Experimental studies on preconditioning have shown that various conditions can initiate reactions in cells and tissues that lead after some time to neuroprotection. Although transient ischemia is typical of preconditioning stimulus, ischemic tolerance could be induced by exposing brain to various endogenous and exogenous stimuli (hypoxia, oxidative stress, inflammatory cytokines, lipopolysaccharide, linolenic acid, anesthetics) that converge downstream on fundamental mechanisms that ultimately account for the protection. They are based on the enhancement of cell survival through the modulation of various cellular and molecular pathways including variations at gene level. [7] Given these data, targeting mechanisms of cytoprotection is an important strategy for new therapeutic approaches. Because physical activity and LLDs have previously been experimentally demonstrated as possible inducers of brain ischemic tolerance [8,9], our study suggests the possibility to develop a prophylactic neuroprotection in humans. [1]

In addition to experimental studies examining brain ischemic tolerance pathways, both physical activity and LLDs should now be prospectively evaluated to determine whether they are effective to reduce the severity of brain ischemia. The question of whether the decreased severity of stroke in patients under LLDs is due to an increased brain tolerance induced by LLDs themselves or by a chronically compromised blood tissue supply as suggested by Drs Gotkine and Steiner can only be solved by randomized controlled trials in patients with similar baseline cholesterol levels.

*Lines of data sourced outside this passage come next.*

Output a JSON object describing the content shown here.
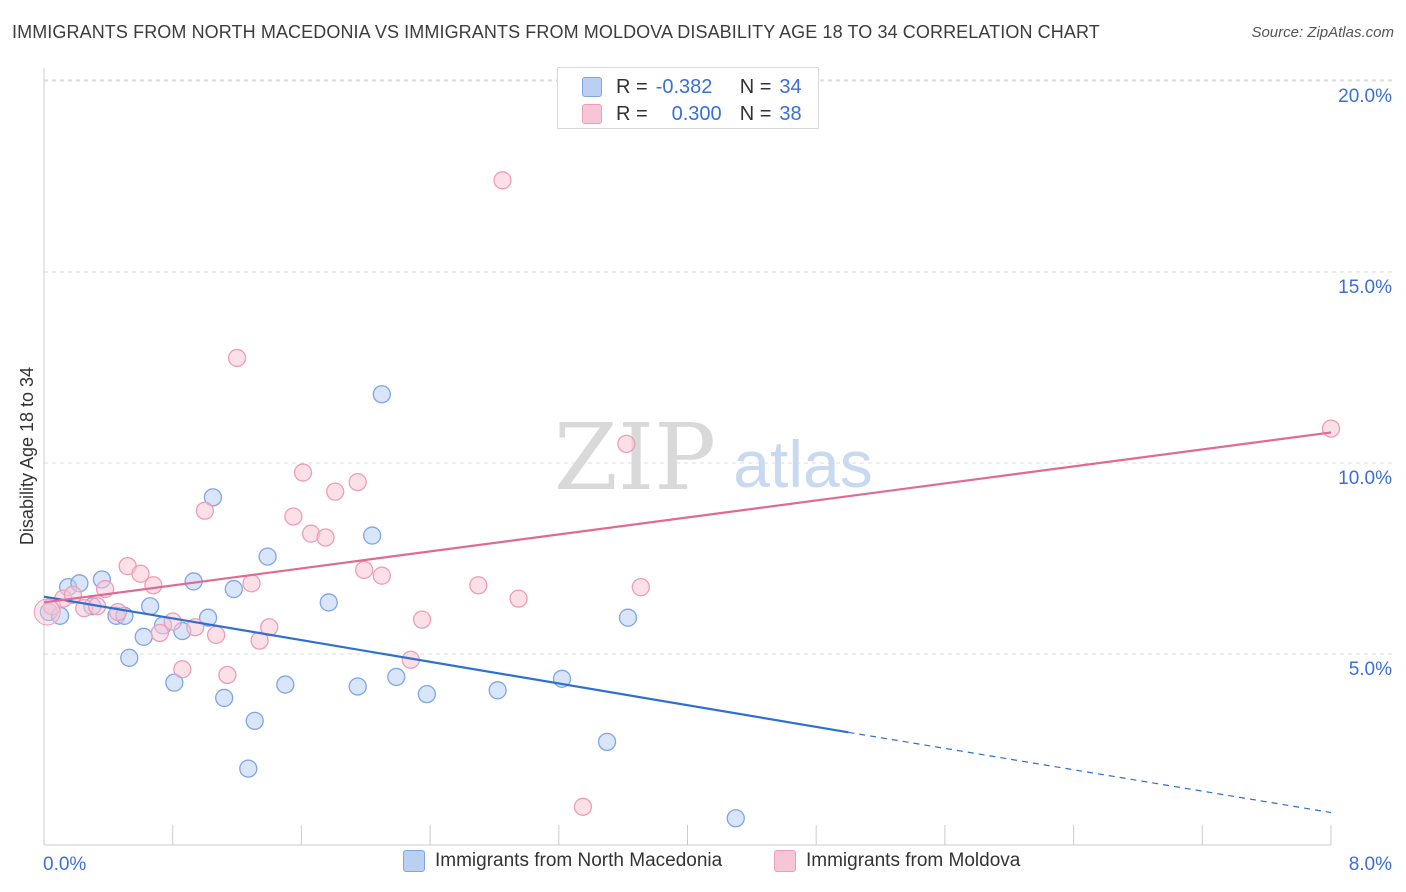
{
  "title": "IMMIGRANTS FROM NORTH MACEDONIA VS IMMIGRANTS FROM MOLDOVA DISABILITY AGE 18 TO 34 CORRELATION CHART",
  "source": "Source: ZipAtlas.com",
  "watermark": {
    "zip": "ZIP",
    "atlas": "atlas"
  },
  "legend": {
    "r_label": "R =",
    "n_label": "N =",
    "rows": [
      {
        "r": "-0.382",
        "n": "34"
      },
      {
        "r": "0.300",
        "n": "38"
      }
    ]
  },
  "colors": {
    "blue_fill": "#b9d0f3",
    "blue_stroke": "#7fa6e6",
    "blue_line": "#2f6fd1",
    "pink_fill": "#f7c6d6",
    "pink_stroke": "#ee9db8",
    "pink_line": "#e06a94",
    "axis_text": "#3b6fd6"
  },
  "chart_data": {
    "type": "scatter",
    "title": "IMMIGRANTS FROM NORTH MACEDONIA VS IMMIGRANTS FROM MOLDOVA DISABILITY AGE 18 TO 34 CORRELATION CHART",
    "xlabel": "",
    "ylabel": "Disability Age 18 to 34",
    "xlim": [
      0,
      8
    ],
    "ylim": [
      0,
      20
    ],
    "x_tick_labels": [
      "0.0%",
      "8.0%"
    ],
    "y_ticks": [
      5,
      10,
      15,
      20
    ],
    "y_tick_labels": [
      "5.0%",
      "10.0%",
      "15.0%",
      "20.0%"
    ],
    "grid": "horizontal dashed",
    "legend_position": "top-center",
    "series": [
      {
        "name": "Immigrants from North Macedonia",
        "color": "#7fa6e6",
        "r": -0.382,
        "n": 34,
        "trend": {
          "x_start": 0,
          "y_start": 6.5,
          "x_solid_end": 5.0,
          "y_solid_end": 2.95,
          "x_end": 8.0,
          "y_end": 0.85
        },
        "points": [
          [
            0.03,
            6.1
          ],
          [
            0.1,
            6.0
          ],
          [
            0.15,
            6.75
          ],
          [
            0.22,
            6.85
          ],
          [
            0.3,
            6.25
          ],
          [
            0.36,
            6.95
          ],
          [
            0.45,
            6.0
          ],
          [
            0.5,
            6.0
          ],
          [
            0.53,
            4.9
          ],
          [
            0.62,
            5.45
          ],
          [
            0.66,
            6.25
          ],
          [
            0.74,
            5.75
          ],
          [
            0.81,
            4.25
          ],
          [
            0.86,
            5.6
          ],
          [
            0.93,
            6.9
          ],
          [
            1.02,
            5.95
          ],
          [
            1.05,
            9.1
          ],
          [
            1.12,
            3.85
          ],
          [
            1.18,
            6.7
          ],
          [
            1.27,
            2.0
          ],
          [
            1.31,
            3.25
          ],
          [
            1.39,
            7.55
          ],
          [
            1.5,
            4.2
          ],
          [
            1.77,
            6.35
          ],
          [
            1.95,
            4.15
          ],
          [
            2.04,
            8.1
          ],
          [
            2.1,
            11.8
          ],
          [
            2.19,
            4.4
          ],
          [
            2.38,
            3.95
          ],
          [
            2.82,
            4.05
          ],
          [
            3.22,
            4.35
          ],
          [
            3.5,
            2.7
          ],
          [
            3.63,
            5.95
          ],
          [
            4.3,
            0.7
          ]
        ]
      },
      {
        "name": "Immigrants from Moldova",
        "color": "#ee9db8",
        "r": 0.3,
        "n": 38,
        "trend": {
          "x_start": 0,
          "y_start": 6.35,
          "x_end": 8.0,
          "y_end": 10.8
        },
        "points": [
          [
            0.05,
            6.25
          ],
          [
            0.12,
            6.45
          ],
          [
            0.18,
            6.55
          ],
          [
            0.25,
            6.2
          ],
          [
            0.33,
            6.25
          ],
          [
            0.38,
            6.7
          ],
          [
            0.46,
            6.1
          ],
          [
            0.52,
            7.3
          ],
          [
            0.6,
            7.1
          ],
          [
            0.68,
            6.8
          ],
          [
            0.72,
            5.55
          ],
          [
            0.8,
            5.85
          ],
          [
            0.86,
            4.6
          ],
          [
            0.94,
            5.7
          ],
          [
            1.0,
            8.75
          ],
          [
            1.07,
            5.5
          ],
          [
            1.14,
            4.45
          ],
          [
            1.2,
            12.75
          ],
          [
            1.29,
            6.85
          ],
          [
            1.34,
            5.35
          ],
          [
            1.4,
            5.7
          ],
          [
            1.55,
            8.6
          ],
          [
            1.61,
            9.75
          ],
          [
            1.66,
            8.15
          ],
          [
            1.75,
            8.05
          ],
          [
            1.81,
            9.25
          ],
          [
            1.95,
            9.5
          ],
          [
            1.99,
            7.2
          ],
          [
            2.1,
            7.05
          ],
          [
            2.28,
            4.85
          ],
          [
            2.35,
            5.9
          ],
          [
            2.7,
            6.8
          ],
          [
            2.85,
            17.4
          ],
          [
            2.95,
            6.45
          ],
          [
            3.35,
            1.0
          ],
          [
            3.62,
            10.5
          ],
          [
            3.71,
            6.75
          ],
          [
            8.0,
            10.9
          ]
        ]
      }
    ]
  }
}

According to a recent presentation of results from the SPARCL trial, it seems that patients randomized in the statin arm have less severe recurrent strokes. [10] The hypothesis of Drs. Gotkine and Steiner is then unlikely to play an important role.

References

6.Mielke MM, Zandi PP, Sjogren M, et al. High total cholesterol levels in late life associated with a reduced risk of dementia. Neurology 2005;64:1689-1695.

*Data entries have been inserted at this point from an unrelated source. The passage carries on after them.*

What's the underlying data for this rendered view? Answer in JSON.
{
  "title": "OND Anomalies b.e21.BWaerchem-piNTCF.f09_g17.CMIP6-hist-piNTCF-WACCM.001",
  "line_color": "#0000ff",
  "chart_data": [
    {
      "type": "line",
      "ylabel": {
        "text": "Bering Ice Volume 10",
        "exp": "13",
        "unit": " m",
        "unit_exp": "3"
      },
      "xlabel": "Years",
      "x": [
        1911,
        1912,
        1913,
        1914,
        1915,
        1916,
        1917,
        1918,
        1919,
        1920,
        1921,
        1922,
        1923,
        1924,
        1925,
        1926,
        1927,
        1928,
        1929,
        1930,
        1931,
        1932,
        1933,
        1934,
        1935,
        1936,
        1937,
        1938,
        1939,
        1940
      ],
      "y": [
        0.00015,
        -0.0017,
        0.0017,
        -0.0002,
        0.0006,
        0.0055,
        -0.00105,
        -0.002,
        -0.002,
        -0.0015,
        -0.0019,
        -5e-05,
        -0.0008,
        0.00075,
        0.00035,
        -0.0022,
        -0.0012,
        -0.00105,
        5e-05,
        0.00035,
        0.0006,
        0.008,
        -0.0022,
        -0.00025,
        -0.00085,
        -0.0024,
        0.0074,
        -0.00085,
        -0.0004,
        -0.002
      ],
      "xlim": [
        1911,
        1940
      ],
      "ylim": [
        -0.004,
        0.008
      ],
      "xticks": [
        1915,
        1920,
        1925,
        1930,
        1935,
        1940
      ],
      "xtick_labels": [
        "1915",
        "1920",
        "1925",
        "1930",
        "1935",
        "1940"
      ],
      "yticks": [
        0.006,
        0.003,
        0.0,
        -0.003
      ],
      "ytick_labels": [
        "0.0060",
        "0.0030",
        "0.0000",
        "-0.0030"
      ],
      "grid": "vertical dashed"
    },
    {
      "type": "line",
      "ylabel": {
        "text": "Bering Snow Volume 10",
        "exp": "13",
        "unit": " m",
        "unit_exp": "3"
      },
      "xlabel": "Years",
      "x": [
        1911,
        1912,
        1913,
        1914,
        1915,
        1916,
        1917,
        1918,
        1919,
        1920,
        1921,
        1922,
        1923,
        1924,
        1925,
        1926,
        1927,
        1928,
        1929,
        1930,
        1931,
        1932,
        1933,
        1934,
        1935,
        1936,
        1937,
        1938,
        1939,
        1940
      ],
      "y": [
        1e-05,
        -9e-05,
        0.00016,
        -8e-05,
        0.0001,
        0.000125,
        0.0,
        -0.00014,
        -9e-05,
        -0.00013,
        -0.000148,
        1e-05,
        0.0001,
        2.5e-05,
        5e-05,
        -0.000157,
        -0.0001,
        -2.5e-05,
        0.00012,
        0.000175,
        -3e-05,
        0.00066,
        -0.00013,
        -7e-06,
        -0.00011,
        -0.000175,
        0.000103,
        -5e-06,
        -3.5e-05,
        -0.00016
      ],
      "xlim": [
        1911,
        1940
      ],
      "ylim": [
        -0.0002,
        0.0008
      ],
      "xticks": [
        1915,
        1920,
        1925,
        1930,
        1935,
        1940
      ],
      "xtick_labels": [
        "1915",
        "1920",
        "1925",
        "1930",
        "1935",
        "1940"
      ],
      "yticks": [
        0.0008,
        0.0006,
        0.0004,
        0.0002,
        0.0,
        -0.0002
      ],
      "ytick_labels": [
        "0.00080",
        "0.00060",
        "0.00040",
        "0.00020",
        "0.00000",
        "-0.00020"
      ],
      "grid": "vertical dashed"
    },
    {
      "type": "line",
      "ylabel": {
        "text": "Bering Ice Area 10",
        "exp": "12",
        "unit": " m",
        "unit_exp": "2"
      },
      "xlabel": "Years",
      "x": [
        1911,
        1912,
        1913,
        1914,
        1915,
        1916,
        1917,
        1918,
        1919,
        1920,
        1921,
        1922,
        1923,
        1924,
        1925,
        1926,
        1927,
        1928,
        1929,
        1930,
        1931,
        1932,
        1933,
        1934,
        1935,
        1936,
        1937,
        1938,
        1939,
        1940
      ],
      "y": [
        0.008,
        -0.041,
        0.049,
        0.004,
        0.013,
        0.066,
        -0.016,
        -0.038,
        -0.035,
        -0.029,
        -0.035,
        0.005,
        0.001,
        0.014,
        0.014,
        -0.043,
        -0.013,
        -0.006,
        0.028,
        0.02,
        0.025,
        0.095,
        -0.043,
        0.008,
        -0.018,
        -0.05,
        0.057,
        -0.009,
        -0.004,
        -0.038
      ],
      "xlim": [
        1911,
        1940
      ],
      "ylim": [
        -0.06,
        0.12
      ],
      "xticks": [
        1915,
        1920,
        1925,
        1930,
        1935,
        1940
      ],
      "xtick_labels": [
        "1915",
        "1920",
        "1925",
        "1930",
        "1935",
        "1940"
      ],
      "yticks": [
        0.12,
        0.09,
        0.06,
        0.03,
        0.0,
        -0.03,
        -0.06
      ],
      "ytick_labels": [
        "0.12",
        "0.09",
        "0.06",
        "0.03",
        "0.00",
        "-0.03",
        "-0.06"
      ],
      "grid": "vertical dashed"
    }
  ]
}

7.Gidday JM. Cerebral preconditioning and ischaemic tolerance. Nat Rev Neurosci 2006;7:437-448.

8.Endres M, Gertz K, Lindauer U, et al. Mechanisms of stroke protection by physical activity. Ann Neurol 2003;54:582-590.

9.Bordet R, Ouk T, Pétrault O, et al. PPAR: a new pharmacological target for neuroprotection in stroke and neurodegenerative diseases. Bioch Soc Trans 2006;34:1341-1346.

10.Goldstein LB and The Stroke Prevention by Aggressive Reduction in Cholesterol Levels (SPARCL) Investigators. The SPARCL trial: effect of statins on stroke severity. Ann Neurol 2006;60(S10):S85.

Disclosure: The authors report no conflicts of interest.